Skin biopsy to confirm the diagnosis rarely is necessary, as LS is a self-limited disorder and generally no treatment is recommended. Topical and intralesional steroids do not routinely impact the resolution of LS; however, emollients and topical steroids may be used to treat associated dryness and pruritus, if present.18 Immunomodulators such as tacrolimus and pimecrolimus have been successfully used in treating persistent and pruritic LS lesions on the face and extremities.19,20 Tacrolimus also has been successfully used to treat nail abnormalities in LS.21

Guardians and family members should be reassured that LS is a benign condition that generally resolves spontaneously within 3 to 12 months. Also, guardians should be counseled regarding the possibility of postinflammatory hyperpigmentation or hypopigmentation, which may last for several months to years, particularly in children with darker skin types. Lichen striatus of the nails may have a more protracted course, lasting from 6 months to 5 years,22 but usually resolves spontaneously and without deformity.

Our patient developed a rare case of isolated LS at 2 years of age. Reports have suggested later onset of the condition, with more than 50% of all LS cases occurring in children aged 5 to 15 years.1,2 Despite the earlier onset in our case, the patient still presented with the classic nonpruritic single linear band of papules that is characteristic of LS.

The nail involvement in our case is quite intriguing because of its rarity, timing, and extent of involvement. Nail involvement is generally uncommon in LS, with approximately 30 cases reported worldwide since 1941.7 The nail changes in our patient were unique in their timing, with the isolated onychodystrophy developing 3 years after the initial skin lesion. This subtle timing may pose a diagnostic challenge in patients with LS if treating physicians are unable to link the presenting onychodystrophy to the earlier cutaneous component of the condition. Two reports have shown that nail changes in association with LS may occur at any time before, after, or concurrently with the skin lesions,4,8 suggesting that on rare occasions, as in our case, nail involvement may be the only area of involvement without the presence of typical LS skin lesions.8

The nail involvement in our patient also showed a greater severity than prior reports,8,9 as he lost 2 fingernails completely before regrowth.
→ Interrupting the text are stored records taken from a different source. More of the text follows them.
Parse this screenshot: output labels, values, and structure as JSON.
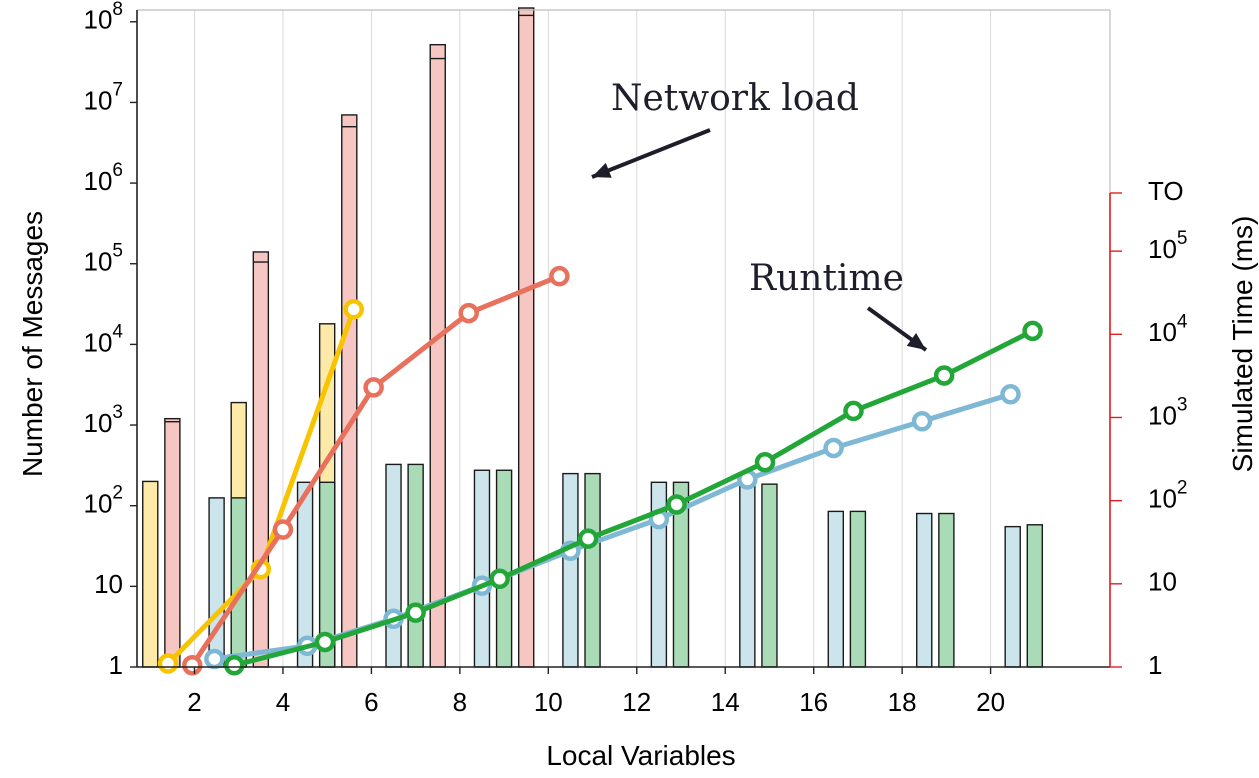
{
  "chart_data": {
    "type": "bar",
    "xlabel": "Local Variables",
    "ylabel": "Number of Messages",
    "y2label": "Simulated Time (ms)",
    "x_ticks": [
      "2",
      "4",
      "6",
      "8",
      "10",
      "12",
      "14",
      "16",
      "18",
      "20"
    ],
    "y_ticks": [
      "1",
      "10",
      "10^2",
      "10^3",
      "10^4",
      "10^5",
      "10^6",
      "10^7",
      "10^8"
    ],
    "y2_ticks": [
      "1",
      "10",
      "10^2",
      "10^3",
      "10^4",
      "10^5",
      "TO"
    ],
    "y_scale": "log",
    "ylim": [
      1,
      140000000
    ],
    "y2lim": [
      1,
      500000
    ],
    "y2_timeout_value": 500000,
    "x_range": [
      0.7,
      22.7
    ],
    "grid": "vertical lines at each local variable count",
    "colors": {
      "yellow_fill": "#fde9a8",
      "yellow_line": "#f8c400",
      "salmon_fill": "#f6c7c2",
      "salmon_line": "#e8705c",
      "blue_fill": "#cce4ec",
      "blue_line": "#7fb8d4",
      "green_fill": "#a9dbb6",
      "green_line": "#23a638",
      "right_axis": "#e02020"
    },
    "bar_series": [
      {
        "key": "yellow",
        "offset": -1.0,
        "fill": "yellow_fill",
        "points": [
          {
            "x": 2,
            "v": 200
          },
          {
            "x": 4,
            "v": 1900
          },
          {
            "x": 6,
            "v": 18000
          }
        ]
      },
      {
        "key": "salmon",
        "offset": -0.5,
        "fill": "salmon_fill",
        "points": [
          {
            "x": 2,
            "v": 1100,
            "v2": 1200
          },
          {
            "x": 4,
            "v": 105000,
            "v2": 140000
          },
          {
            "x": 6,
            "v": 5000000,
            "v2": 7000000
          },
          {
            "x": 8,
            "v": 35000000,
            "v2": 52000000
          },
          {
            "x": 10,
            "v": 120000000,
            "v2": 160000000
          }
        ]
      },
      {
        "key": "blue",
        "offset": 0.5,
        "fill": "blue_fill",
        "points": [
          {
            "x": 2,
            "v": 125
          },
          {
            "x": 4,
            "v": 195
          },
          {
            "x": 6,
            "v": 325
          },
          {
            "x": 8,
            "v": 275
          },
          {
            "x": 10,
            "v": 250
          },
          {
            "x": 12,
            "v": 195
          },
          {
            "x": 14,
            "v": 185
          },
          {
            "x": 16,
            "v": 85
          },
          {
            "x": 18,
            "v": 80
          },
          {
            "x": 20,
            "v": 55
          }
        ]
      },
      {
        "key": "green",
        "offset": 1.0,
        "fill": "green_fill",
        "points": [
          {
            "x": 2,
            "v": 125
          },
          {
            "x": 4,
            "v": 195
          },
          {
            "x": 6,
            "v": 325
          },
          {
            "x": 8,
            "v": 275
          },
          {
            "x": 10,
            "v": 250
          },
          {
            "x": 12,
            "v": 195
          },
          {
            "x": 14,
            "v": 185
          },
          {
            "x": 16,
            "v": 85
          },
          {
            "x": 18,
            "v": 80
          },
          {
            "x": 20,
            "v": 58
          }
        ]
      }
    ],
    "line_series": [
      {
        "key": "yellow",
        "color": "yellow_line",
        "points": [
          {
            "x": 1.4,
            "v": 1.1
          },
          {
            "x": 3.5,
            "v": 15
          },
          {
            "x": 5.6,
            "v": 20000
          }
        ]
      },
      {
        "key": "salmon",
        "color": "salmon_line",
        "points": [
          {
            "x": 1.95,
            "v": 1.05
          },
          {
            "x": 4.0,
            "v": 45
          },
          {
            "x": 6.05,
            "v": 2300
          },
          {
            "x": 8.2,
            "v": 18000
          },
          {
            "x": 10.25,
            "v": 50000
          }
        ]
      },
      {
        "key": "blue",
        "color": "blue_line",
        "points": [
          {
            "x": 2.45,
            "v": 1.25
          },
          {
            "x": 4.55,
            "v": 1.8
          },
          {
            "x": 6.5,
            "v": 3.8
          },
          {
            "x": 8.5,
            "v": 9.5
          },
          {
            "x": 10.5,
            "v": 25
          },
          {
            "x": 12.5,
            "v": 60
          },
          {
            "x": 14.5,
            "v": 180
          },
          {
            "x": 16.45,
            "v": 430
          },
          {
            "x": 18.45,
            "v": 900
          },
          {
            "x": 20.45,
            "v": 1900
          }
        ]
      },
      {
        "key": "green",
        "color": "green_line",
        "points": [
          {
            "x": 2.9,
            "v": 1.05
          },
          {
            "x": 4.95,
            "v": 2.0
          },
          {
            "x": 7.0,
            "v": 4.5
          },
          {
            "x": 8.9,
            "v": 11.5
          },
          {
            "x": 10.9,
            "v": 35
          },
          {
            "x": 12.9,
            "v": 90
          },
          {
            "x": 14.9,
            "v": 290
          },
          {
            "x": 16.9,
            "v": 1200
          },
          {
            "x": 18.95,
            "v": 3200
          },
          {
            "x": 20.95,
            "v": 11000
          }
        ]
      }
    ],
    "annotations": [
      {
        "text": "Network load",
        "x": 10.0,
        "y": 5000000
      },
      {
        "text": "Runtime",
        "x": 15.9,
        "y": 120000
      }
    ]
  }
}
Also, the bilateral distribution of onychodystrophy in our patient involving both the fingernails and toenails appeared to be consistent with a report by Al-Niaimi and Cox.22

Nail involvement in cases of LS may be underreported when, as in our case, nail dystrophy presents as the only area of involvement without the presence of the typical skin lesions characteristic of LS. It is reasonable to recommend that clinicians facing similar presentations of isolated onychodystrophy should include the possibility of LS in the differential diagnosis before committing patients to a more common diagnosis (eg, onychomycosis). Clinicians should inquire about any history of cutaneous LS and counsel patients to return for treatment should skin lesions develop that are suggestive of LS.